WASHINGTON - Deductions for haircuts, consulting fee write-offs, a family estate that is treated as a business property and an aggressive refund claim could open President Donald Trump to legal risks once he's out of office.
An analysis published by The New York Times based on more than two decades of Trump's tax returns the news organization obtained show that Trump took aggressive tax positions and that the IRS is challenging a $72.9 million refund claimed a decade ago in an audit that has yet to be resolved.
If the Internal Revenue Service ultimately prevails, Trump could be liable for millions of dollars in penalties. He potentially could be subject to criminal prosecution if the IRS mounted a case that he knowingly violated the law, though that would be very difficult to do, according to tax professionals.
"Any taxpayer that would have these issues before the IRS should be rightfully concerned," said Joseph Opich, a tax partner at law firm Paul Hastings. "The law places strict liability on the taxpayer. You are responsible for what goes on your return. There is no defense for 'my accountant did it.'"

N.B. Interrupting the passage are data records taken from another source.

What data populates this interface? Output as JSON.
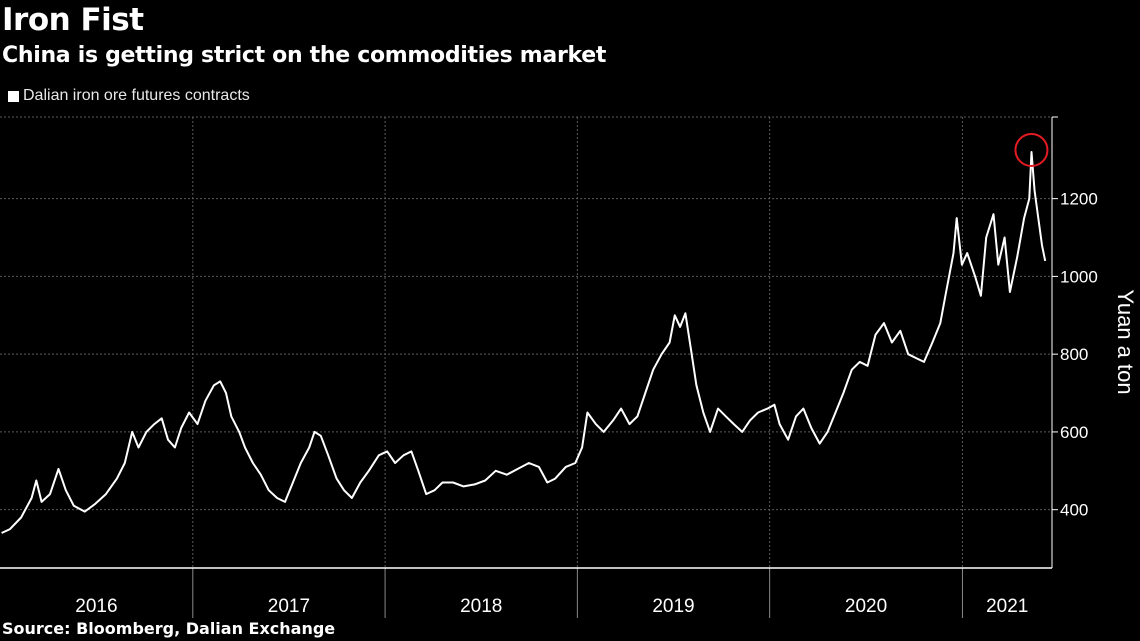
{
  "header": {
    "title": "Iron Fist",
    "subtitle": "China is getting strict on the commodities market"
  },
  "footer": {
    "source": "Source: Bloomberg, Dalian Exchange"
  },
  "colors": {
    "background": "#000000",
    "line": "#ffffff",
    "grid": "#5a5a5a",
    "highlight": "#e31b23"
  },
  "chart_data": {
    "type": "line",
    "title": "",
    "xlabel": "",
    "ylabel": "Yuan a ton",
    "y_axis_side": "right",
    "ylim": [
      250,
      1410
    ],
    "yticks": [
      400,
      600,
      800,
      1000,
      1200
    ],
    "xlim": [
      "2016-01-01",
      "2021-06-20"
    ],
    "year_boundaries": [
      "2017-01-01",
      "2018-01-01",
      "2019-01-01",
      "2020-01-01",
      "2021-01-01"
    ],
    "x_labels": [
      "2016",
      "2017",
      "2018",
      "2019",
      "2020",
      "2021"
    ],
    "grid": true,
    "legend": "top-left",
    "series": [
      {
        "name": "Dalian iron ore futures contracts",
        "points": [
          [
            "2016-01-04",
            340
          ],
          [
            "2016-01-20",
            350
          ],
          [
            "2016-02-10",
            380
          ],
          [
            "2016-03-01",
            430
          ],
          [
            "2016-03-10",
            475
          ],
          [
            "2016-03-20",
            420
          ],
          [
            "2016-04-05",
            440
          ],
          [
            "2016-04-21",
            505
          ],
          [
            "2016-05-05",
            450
          ],
          [
            "2016-05-20",
            410
          ],
          [
            "2016-06-10",
            395
          ],
          [
            "2016-06-30",
            415
          ],
          [
            "2016-07-20",
            440
          ],
          [
            "2016-08-10",
            480
          ],
          [
            "2016-08-25",
            520
          ],
          [
            "2016-09-08",
            600
          ],
          [
            "2016-09-20",
            560
          ],
          [
            "2016-10-05",
            600
          ],
          [
            "2016-10-20",
            620
          ],
          [
            "2016-11-03",
            635
          ],
          [
            "2016-11-15",
            580
          ],
          [
            "2016-11-28",
            560
          ],
          [
            "2016-12-10",
            610
          ],
          [
            "2016-12-25",
            650
          ],
          [
            "2017-01-10",
            620
          ],
          [
            "2017-01-25",
            680
          ],
          [
            "2017-02-10",
            720
          ],
          [
            "2017-02-22",
            730
          ],
          [
            "2017-03-05",
            700
          ],
          [
            "2017-03-15",
            640
          ],
          [
            "2017-03-30",
            600
          ],
          [
            "2017-04-10",
            560
          ],
          [
            "2017-04-25",
            520
          ],
          [
            "2017-05-10",
            490
          ],
          [
            "2017-05-25",
            450
          ],
          [
            "2017-06-10",
            430
          ],
          [
            "2017-06-25",
            420
          ],
          [
            "2017-07-10",
            470
          ],
          [
            "2017-07-25",
            520
          ],
          [
            "2017-08-10",
            560
          ],
          [
            "2017-08-20",
            600
          ],
          [
            "2017-09-01",
            590
          ],
          [
            "2017-09-15",
            540
          ],
          [
            "2017-10-01",
            480
          ],
          [
            "2017-10-15",
            450
          ],
          [
            "2017-10-30",
            430
          ],
          [
            "2017-11-15",
            470
          ],
          [
            "2017-12-01",
            500
          ],
          [
            "2017-12-20",
            540
          ],
          [
            "2018-01-05",
            550
          ],
          [
            "2018-01-20",
            520
          ],
          [
            "2018-02-05",
            540
          ],
          [
            "2018-02-20",
            550
          ],
          [
            "2018-03-05",
            500
          ],
          [
            "2018-03-20",
            440
          ],
          [
            "2018-04-05",
            450
          ],
          [
            "2018-04-20",
            470
          ],
          [
            "2018-05-10",
            470
          ],
          [
            "2018-05-30",
            460
          ],
          [
            "2018-06-20",
            465
          ],
          [
            "2018-07-10",
            475
          ],
          [
            "2018-07-30",
            500
          ],
          [
            "2018-08-20",
            490
          ],
          [
            "2018-09-10",
            505
          ],
          [
            "2018-10-01",
            520
          ],
          [
            "2018-10-20",
            510
          ],
          [
            "2018-11-05",
            470
          ],
          [
            "2018-11-20",
            480
          ],
          [
            "2018-12-10",
            510
          ],
          [
            "2018-12-28",
            520
          ],
          [
            "2019-01-10",
            560
          ],
          [
            "2019-01-20",
            650
          ],
          [
            "2019-02-05",
            620
          ],
          [
            "2019-02-20",
            600
          ],
          [
            "2019-03-10",
            630
          ],
          [
            "2019-03-25",
            660
          ],
          [
            "2019-04-10",
            620
          ],
          [
            "2019-04-25",
            640
          ],
          [
            "2019-05-10",
            700
          ],
          [
            "2019-05-25",
            760
          ],
          [
            "2019-06-10",
            800
          ],
          [
            "2019-06-25",
            830
          ],
          [
            "2019-07-05",
            900
          ],
          [
            "2019-07-15",
            870
          ],
          [
            "2019-07-25",
            905
          ],
          [
            "2019-08-05",
            810
          ],
          [
            "2019-08-15",
            720
          ],
          [
            "2019-08-28",
            650
          ],
          [
            "2019-09-10",
            600
          ],
          [
            "2019-09-25",
            660
          ],
          [
            "2019-10-10",
            640
          ],
          [
            "2019-10-25",
            620
          ],
          [
            "2019-11-10",
            600
          ],
          [
            "2019-11-25",
            630
          ],
          [
            "2019-12-10",
            650
          ],
          [
            "2019-12-28",
            660
          ],
          [
            "2020-01-10",
            670
          ],
          [
            "2020-01-20",
            620
          ],
          [
            "2020-02-05",
            580
          ],
          [
            "2020-02-20",
            640
          ],
          [
            "2020-03-05",
            660
          ],
          [
            "2020-03-20",
            610
          ],
          [
            "2020-04-05",
            570
          ],
          [
            "2020-04-20",
            600
          ],
          [
            "2020-05-05",
            650
          ],
          [
            "2020-05-20",
            700
          ],
          [
            "2020-06-05",
            760
          ],
          [
            "2020-06-20",
            780
          ],
          [
            "2020-07-05",
            770
          ],
          [
            "2020-07-20",
            850
          ],
          [
            "2020-08-05",
            880
          ],
          [
            "2020-08-20",
            830
          ],
          [
            "2020-09-05",
            860
          ],
          [
            "2020-09-20",
            800
          ],
          [
            "2020-10-05",
            790
          ],
          [
            "2020-10-20",
            780
          ],
          [
            "2020-11-05",
            830
          ],
          [
            "2020-11-20",
            880
          ],
          [
            "2020-12-01",
            960
          ],
          [
            "2020-12-15",
            1060
          ],
          [
            "2020-12-21",
            1150
          ],
          [
            "2020-12-31",
            1030
          ],
          [
            "2021-01-10",
            1060
          ],
          [
            "2021-01-25",
            1000
          ],
          [
            "2021-02-05",
            950
          ],
          [
            "2021-02-15",
            1100
          ],
          [
            "2021-03-01",
            1160
          ],
          [
            "2021-03-10",
            1030
          ],
          [
            "2021-03-22",
            1100
          ],
          [
            "2021-04-01",
            960
          ],
          [
            "2021-04-15",
            1050
          ],
          [
            "2021-04-28",
            1150
          ],
          [
            "2021-05-08",
            1200
          ],
          [
            "2021-05-12",
            1320
          ],
          [
            "2021-05-18",
            1220
          ],
          [
            "2021-05-25",
            1150
          ],
          [
            "2021-06-01",
            1080
          ],
          [
            "2021-06-07",
            1040
          ]
        ]
      }
    ],
    "annotations": [
      {
        "type": "circle",
        "date": "2021-05-12",
        "value": 1320
      }
    ]
  }
}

The revelations about Trump's tax returns and finances unfolded just two days before the first debate between the president and Democratic nominee Joe Biden and 36 days before the election. Trump, who has struggled with persistently low public approval ratings throughout his presidency, trails Biden in every recent national poll.
Trump has called the New York Times reporting "fake news" but hasn't offered a rebuttal on the substance. In a tweet Monday he said he was "entitled, like everyone else, to depreciation & tax credits."
Tim Murtaugh, a spokesman for Trump's reelection campaign, said in an interview on Fox News on Monday that "the president has paid tens of millions of dollars in taxes" and the Times story is "not accurate."
He didn't say which parts of the story are wrong, and he didn't specify whether Trump has paid tens of millions of dollars in income taxes. Trump's conglomeration of businesses, the Trump Organization, has likely paid tens of millions of dollars in payroll taxes over the years.
Several things in The Times' reporting would be "ripe for review" by the Internal Revenue Service, Robert McKenzie, a partner at law firm Saul Ewing Arnstein & Lehr LLP, said. Paying consulting fees to employees to generate business deductions, as Trump allegedly did with his daughter Ivanka Trump, is likely to run afoul of tax rules, he said.
Plus, he said the IRS is closely watching so-called conservation easement deals, like the one Trump did with his Seven Springs estate in Westchester County, New York. That generated a $21.1 million charitable tax deduction for Trump. The location also created other tax savings because Trump reportedly treated it an investment property for tax purposes while public statements on the Trump Organization website say it was used as a family retreat.